Ce que je sais de toi
Un roman sur l’abandon, un moment de grâce.
On est au Caire, dans le quartier du Moqattam, chez les zabbalines, une communauté de poubelles vivant de tri, de revente et de recyclage. Ali vient de là, autant dire qu’il n’est pas grand-chose aux yeux d’une société prompte à l’ostracisme - cet indicible mépris (formidable p110).
Tarek, le docteur qu’on sollicite autant qu’on admire, y trouve un autre foyer, et bientôt, rencontre Ali, cet amour interdit qui l’éloignera de tous et de tout : « Tu feignais de ne pas voir qu’il était un intrus dans la maison, au seuil d’une famille que l’on intègre que par la naissance ou le mariage. Qu’il restait un imposteur pour cette communauté avec laquelle, il ne partageait ni la religion ni la situation sociale ».
Tarek le sait. S’il laisse battre son cœur, s’il cède au désir de ce fils de pute, pardon, de cette pute de fils, il sera condamné et pourtant, « Ali te fascinait.
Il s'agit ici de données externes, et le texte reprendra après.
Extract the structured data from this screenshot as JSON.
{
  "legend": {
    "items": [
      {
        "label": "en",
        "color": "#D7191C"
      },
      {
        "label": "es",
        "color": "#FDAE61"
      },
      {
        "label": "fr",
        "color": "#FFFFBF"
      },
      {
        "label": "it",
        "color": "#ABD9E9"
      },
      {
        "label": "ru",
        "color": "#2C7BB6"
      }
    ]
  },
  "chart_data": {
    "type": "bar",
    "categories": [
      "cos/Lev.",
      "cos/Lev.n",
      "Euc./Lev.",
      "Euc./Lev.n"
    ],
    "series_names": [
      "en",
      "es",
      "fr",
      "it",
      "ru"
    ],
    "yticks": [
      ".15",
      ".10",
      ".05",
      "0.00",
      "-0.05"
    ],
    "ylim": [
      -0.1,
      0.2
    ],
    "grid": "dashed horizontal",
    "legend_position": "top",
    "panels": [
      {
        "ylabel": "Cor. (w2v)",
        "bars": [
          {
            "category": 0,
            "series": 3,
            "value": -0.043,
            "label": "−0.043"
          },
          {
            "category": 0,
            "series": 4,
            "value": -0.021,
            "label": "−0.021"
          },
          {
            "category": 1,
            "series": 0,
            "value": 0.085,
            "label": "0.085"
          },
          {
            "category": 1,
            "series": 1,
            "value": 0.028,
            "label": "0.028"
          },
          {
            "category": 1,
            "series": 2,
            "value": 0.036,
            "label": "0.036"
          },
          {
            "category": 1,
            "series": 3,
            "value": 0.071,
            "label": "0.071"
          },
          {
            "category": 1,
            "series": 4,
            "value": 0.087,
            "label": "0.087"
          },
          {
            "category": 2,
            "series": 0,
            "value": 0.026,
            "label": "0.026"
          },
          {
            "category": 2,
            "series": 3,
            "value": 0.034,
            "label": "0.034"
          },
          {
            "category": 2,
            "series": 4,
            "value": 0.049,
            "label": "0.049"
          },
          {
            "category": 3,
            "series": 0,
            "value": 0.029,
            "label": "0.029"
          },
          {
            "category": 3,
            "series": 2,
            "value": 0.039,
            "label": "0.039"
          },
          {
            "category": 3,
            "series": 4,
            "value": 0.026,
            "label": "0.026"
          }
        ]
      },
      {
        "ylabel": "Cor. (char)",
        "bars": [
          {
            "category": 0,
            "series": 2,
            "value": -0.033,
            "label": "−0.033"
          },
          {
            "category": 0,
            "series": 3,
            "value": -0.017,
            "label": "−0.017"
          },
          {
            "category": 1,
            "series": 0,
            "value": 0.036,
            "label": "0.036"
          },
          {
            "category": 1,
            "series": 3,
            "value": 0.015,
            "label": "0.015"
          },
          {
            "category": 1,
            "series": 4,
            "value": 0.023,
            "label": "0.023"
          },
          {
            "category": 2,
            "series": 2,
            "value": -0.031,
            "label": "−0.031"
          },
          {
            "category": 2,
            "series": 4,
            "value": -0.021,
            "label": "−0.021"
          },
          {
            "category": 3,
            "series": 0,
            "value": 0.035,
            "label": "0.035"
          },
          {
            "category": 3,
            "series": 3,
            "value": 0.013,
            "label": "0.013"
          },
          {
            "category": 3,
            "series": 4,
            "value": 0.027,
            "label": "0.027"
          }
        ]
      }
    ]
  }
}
Il y avait chez lui une absence de calcul, une exaltation du présent. (…) Il se contentait de vivre et tu te surprenais parfois à espérer que vivre serait contagieux »
Éric Chacour a peint une émouvante fresque familiale, de l’épopée de Nasser à la triste fin de Sadate, en passant par toutes les affres d’un pays prisonnier d’une histoire glorieuse et d’une géographie embarrassante.
Son héros, Tarek, est ce docteur qui fuit la pression d’un milieu qui le veut exemplaire, et qui s’abandonne à la passion amoureuse pour s’en défaire. Comme un air de Dr Jivago. Malicieux hasard, Omar Sharif était égyptien.
Mais quel est donc ce conteur qui l’interpelle (la forme du « tu » donne au roman sa tonalité si particulière) ? De quel droit réclame-t-il sans cesse sa présence ?
Vous le saurez (quelle émotion !) en lisant : « Ce que je sais de toi ».